A: The company had an account
there for about six months, in Zurich.
Bronston was telling the truth here. Well, sort of. It turns out that
he did have a personal account in a Swiss bank but, whether cleverly
or naively, he interpreted the lawyer's "you" to mean his company, not
himelf. This pronoun lets us do this if we are so inclined. It seems to
be up to the questioner to figure out what the answserer meant. In
short, this seems to be a reasonable candidate for truthiness.

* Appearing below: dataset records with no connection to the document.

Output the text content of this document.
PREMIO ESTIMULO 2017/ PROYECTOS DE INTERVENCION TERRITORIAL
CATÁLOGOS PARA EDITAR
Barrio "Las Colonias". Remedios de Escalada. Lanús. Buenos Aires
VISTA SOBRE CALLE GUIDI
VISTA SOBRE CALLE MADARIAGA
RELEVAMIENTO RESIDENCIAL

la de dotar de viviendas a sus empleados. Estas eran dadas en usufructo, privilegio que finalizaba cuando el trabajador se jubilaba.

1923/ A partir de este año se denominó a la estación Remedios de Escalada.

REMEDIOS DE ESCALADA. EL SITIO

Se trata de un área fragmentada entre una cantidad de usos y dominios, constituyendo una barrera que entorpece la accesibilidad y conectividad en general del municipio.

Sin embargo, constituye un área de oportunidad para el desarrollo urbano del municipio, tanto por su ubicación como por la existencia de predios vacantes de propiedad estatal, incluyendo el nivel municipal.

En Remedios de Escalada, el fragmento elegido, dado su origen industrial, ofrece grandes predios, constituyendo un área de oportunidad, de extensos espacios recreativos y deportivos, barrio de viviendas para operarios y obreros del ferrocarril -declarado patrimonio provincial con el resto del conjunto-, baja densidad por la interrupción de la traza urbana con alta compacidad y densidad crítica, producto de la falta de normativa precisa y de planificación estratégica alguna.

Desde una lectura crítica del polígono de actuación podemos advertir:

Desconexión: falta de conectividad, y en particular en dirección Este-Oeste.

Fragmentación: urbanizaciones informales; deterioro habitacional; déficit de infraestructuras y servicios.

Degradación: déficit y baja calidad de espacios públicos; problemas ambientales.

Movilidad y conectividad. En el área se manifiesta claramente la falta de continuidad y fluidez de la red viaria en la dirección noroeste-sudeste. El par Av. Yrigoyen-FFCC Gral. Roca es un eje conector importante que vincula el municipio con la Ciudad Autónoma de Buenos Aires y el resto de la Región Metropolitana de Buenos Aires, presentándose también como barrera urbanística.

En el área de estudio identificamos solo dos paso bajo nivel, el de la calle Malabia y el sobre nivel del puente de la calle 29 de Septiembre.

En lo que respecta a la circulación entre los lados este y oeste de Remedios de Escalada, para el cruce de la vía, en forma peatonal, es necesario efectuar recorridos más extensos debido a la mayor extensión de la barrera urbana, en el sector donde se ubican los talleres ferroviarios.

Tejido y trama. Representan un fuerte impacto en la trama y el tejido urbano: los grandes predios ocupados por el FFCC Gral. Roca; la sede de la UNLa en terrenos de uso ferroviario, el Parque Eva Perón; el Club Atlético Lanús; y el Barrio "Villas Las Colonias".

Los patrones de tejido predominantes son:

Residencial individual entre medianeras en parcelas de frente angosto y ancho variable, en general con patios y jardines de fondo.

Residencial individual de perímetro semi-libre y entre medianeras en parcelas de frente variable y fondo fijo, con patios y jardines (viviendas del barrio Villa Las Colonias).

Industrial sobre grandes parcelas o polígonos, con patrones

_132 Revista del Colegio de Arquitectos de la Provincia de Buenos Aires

But we don't have to go to law trials to find truthiness. After my
recent post about the names of
window
washing companies, Margaret Marks emailed me about a Google Video
called "Topless Car Wash." Sorry, I couldn't get the link to work
but you can get it by going to Google Video and typing in Topless Car
Wash. Beautiful young women in bikinis, conducting one of those
impromptu, street-side car wash businesses, are gyrating and holding up
signs to attract male drivers. After a curious man stops, the women
tease and promise to be right back. Next they go into a building,
supposedly to undress. Out bounce five very fat men, topless of
course, who start washing the car.
Is this an example of "truthiness" or what?